From the "Toilet Bowl" in 1983 to the Civil War for the Roses in 2009, the Oregon-Oregon State rivalry game has traveled a vast distance.
But that 0-0 tie played in obscurity by two bad teams in a deluge 26 years ago shares a foundation with Thursday night's showdown that determines on national television who wins the Pac-10 and goes to the Rose Bowl.
It's Ducks vs. Beavers, and for many folks that's enough.
"To a lot of people, it's more than just a football game," Oregon State linebacker Keaton Kristick said.
It's easy to draw the line in this rivalry. There are myriad contrasts between the institutions and football programs, which are separated by only 45 miles.
Start with the stereotypes, enduring if not always completely accurate.
Oregon State is the former agricultural school. Beavers are conservative. They hunt and fish. Oregon is a liberal arts school. It's got a lot of hippie-arty types. Oh, and "Animal House" was filmed there.
Then there are the football programs.
Oregon is Nike U. Sugar daddy Phil Knight has given not just millions to the athletic department -- he's given $100 million. Oregon has cutting-edge facilities, an immaculate stadium, locker rooms that are more luxurious than an exclusive country club and a quirky style of dressing its football team that annually inspires incredulous stares from across the nation.
The Ducks run a fancypants spread-option offense that is the offspring of mad-scientist head coach, Chip Kelly.
Oregon State? It's Lunchpail-U. It's facilities are practical, well-kept and functional, but not terribly flashy. The Beavers wear black and orange and white jerseys on the road.
The Beavers run a mostly conventional pro-style offense, though the presence of the Rodgers brothers, James and Jacquizz, has added some flash and dash.
Oregon isn't a recruiting powerhouse, but it annually signs at least a couple of elite, national recruits. Oregon State almost always ranks near the bottom of Pac-10 recruiting rankings, and coach Mike Riley is best known for plucking under-recruited players out of obscure places and making quality starters out of them.

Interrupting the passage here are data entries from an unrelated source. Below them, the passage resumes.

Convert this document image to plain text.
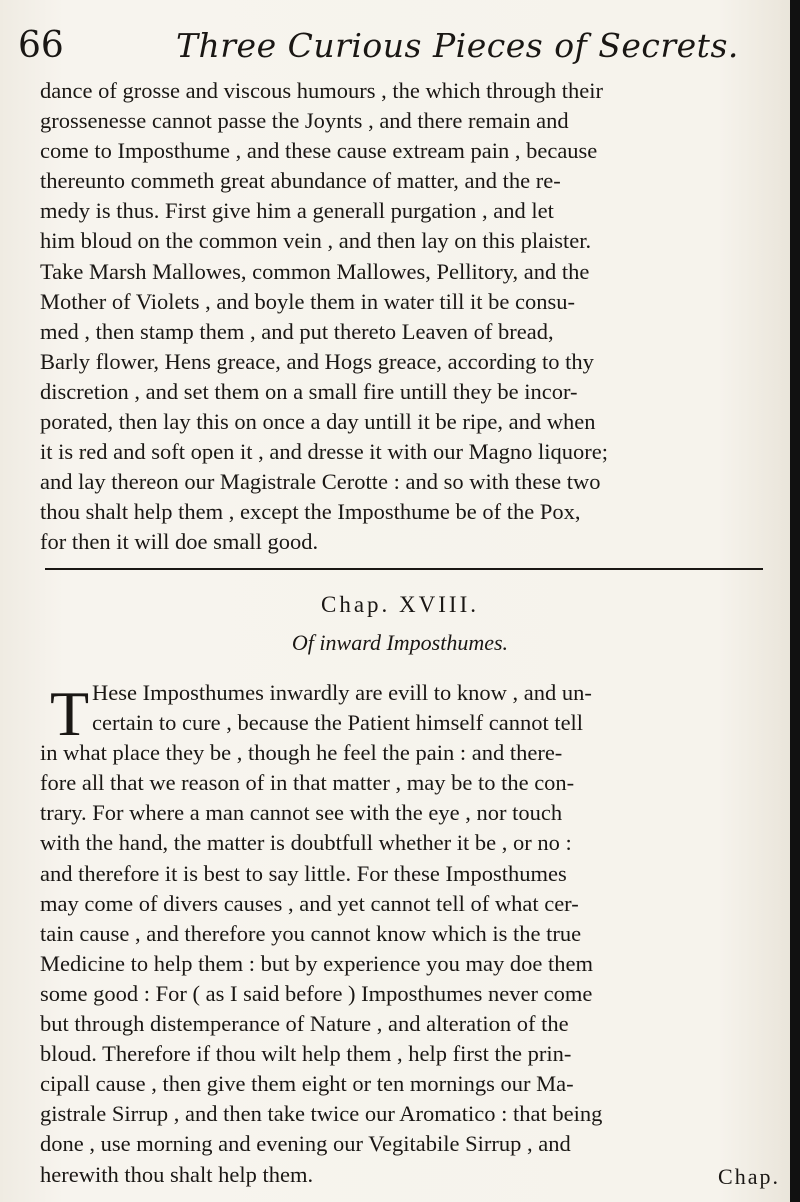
66	Three Curious Pieces of Secrets.
dance of grosse and viscous humours , the which through their
grossenesse cannot passe the Joynts , and there remain and
come to Imposthume , and these cause extream pain , because
thereunto commeth great abundance of matter, and the re-
medy is thus. First give him a generall purgation , and let
him bloud on the common vein , and then lay on this plaister.
Take Marsh Mallowes, common Mallowes, Pellitory, and the
Mother of Violets , and boyle them in water till it be consu-
med , then stamp them , and put thereto Leaven of bread,
Barly flower, Hens greace, and Hogs greace, according to thy
discretion , and set them on a small fire untill they be incor-
porated, then lay this on once a day untill it be ripe, and when
it is red and soft open it , and dresse it with our Magno liquore;
and lay thereon our Magistrale Cerotte : and so with these two
thou shalt help them , except the Imposthume be of the Pox,
for then it will doe small good.
Chap. XVIII.
Of inward Imposthumes.
T Hese Imposthumes inwardly are evill to know , and un-
certain to cure , because the Patient himself cannot tell
in what place they be , though he feel the pain : and there-
fore all that we reason of in that matter , may be to the con-
trary. For where a man cannot see with the eye , nor touch
with the hand, the matter is doubtfull whether it be , or no :
and therefore it is best to say little. For these Imposthumes
may come of divers causes , and yet cannot tell of what cer-
tain cause , and therefore you cannot know which is the true
Medicine to help them : but by experience you may doe them
some good : For ( as I said before ) Imposthumes never come
but through distemperance of Nature , and alteration of the
bloud. Therefore if thou wilt help them , help first the prin-
cipall cause , then give them eight or ten mornings our Ma-
gistrale Sirrup , and then take twice our Aromatico : that being
done , use morning and evening our Vegitabile Sirrup , and
herewith thou shalt help them.	Chap.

Both, by the way, develop their recruits. Last spring, seven Beavers and six Ducks were picked in the NFL draft.
Oregon gets national attention. It's been ranked in the preseason three of the last four years. The Ducks are on track to finish ranked for the third time during that span, including a No. 10 ranking last year.
"We're in the spotlight a little more than they are," Ducks linebacker Casey Matthews said.
Oregon State hasn't been ranked in the preseason over the past four years. Ah, but the Beavers are on track to finish the season ranked for the fourth consecutive time.
What is it they say about where you start compared to where you finish?
The one year that Oregon State got preseason hype? They started ranked 10th in 2001 but finished 5-6.
Oregon has mostly dominated the 113-game series. It leads the overall count 56-46-10 but is 24-9-1 since 1975.
And yet: Oregon State is 6-5 since 1998.
Kelly adds another new contrast. He's an East Coast guy with no roots in the rivalry who left New Hampshire for Eugene three years ago, while Riley grew up in Corvallis while his dad, Bud, was a Beavers assistant.
They are different sorts.
Riley is probably the nicest guy in coaching. His patience with fans and reporters is legendary. Ask him a stupid question, and he almost always begins with, "That's a good question!" Asked about his job Monday, he said this: "I love the people I work with. I go to work every day with friends."
Kelly is a good dude -- everybody at Oregon speaks highly of him. But he's edgy. He doesn't suffer fools. And he clearly enjoys quibbling with reporters.
The huge stakes? His first Civil War as a head coach? None of those sorts of issues were going to inspire Kelly to romanticize the moment for reporters because that would mean deviating from his season-long message of living only in the moment and winning the day.
"We're excited no matter what's on the line," Kelly said when asked about his first Civil War. "Every game is a Super Bowl for us."
Meanwhile, Riley played along with the media, though he emphasized that the same overall message was critical for his team.
"It would totally mean a ton to win this game, but we can't go there yet," he said. "It's one of those traps that really can put you in jeopardy of not playing your best."
Finally, there's the 2008 game.
Kristick, the pride of Fountain Hills, Ariz., said he didn't hate the Ducks his first two seasons -- both Beavers wins. But in the midst of a 65-38 beatdown last November, which knocked the Beavers out of the Rose Bowl, he experienced a Civil War epiphany.
"My feelings have changed," he said. "I do not like them now."
Ah, but with such high stakes, there seems to be at least one intersection of Beavers and Ducks fans.
It's sorta fun being the center of the college football universe for one night.
"I couldn't be prouder of the two teams in our state," Riley said.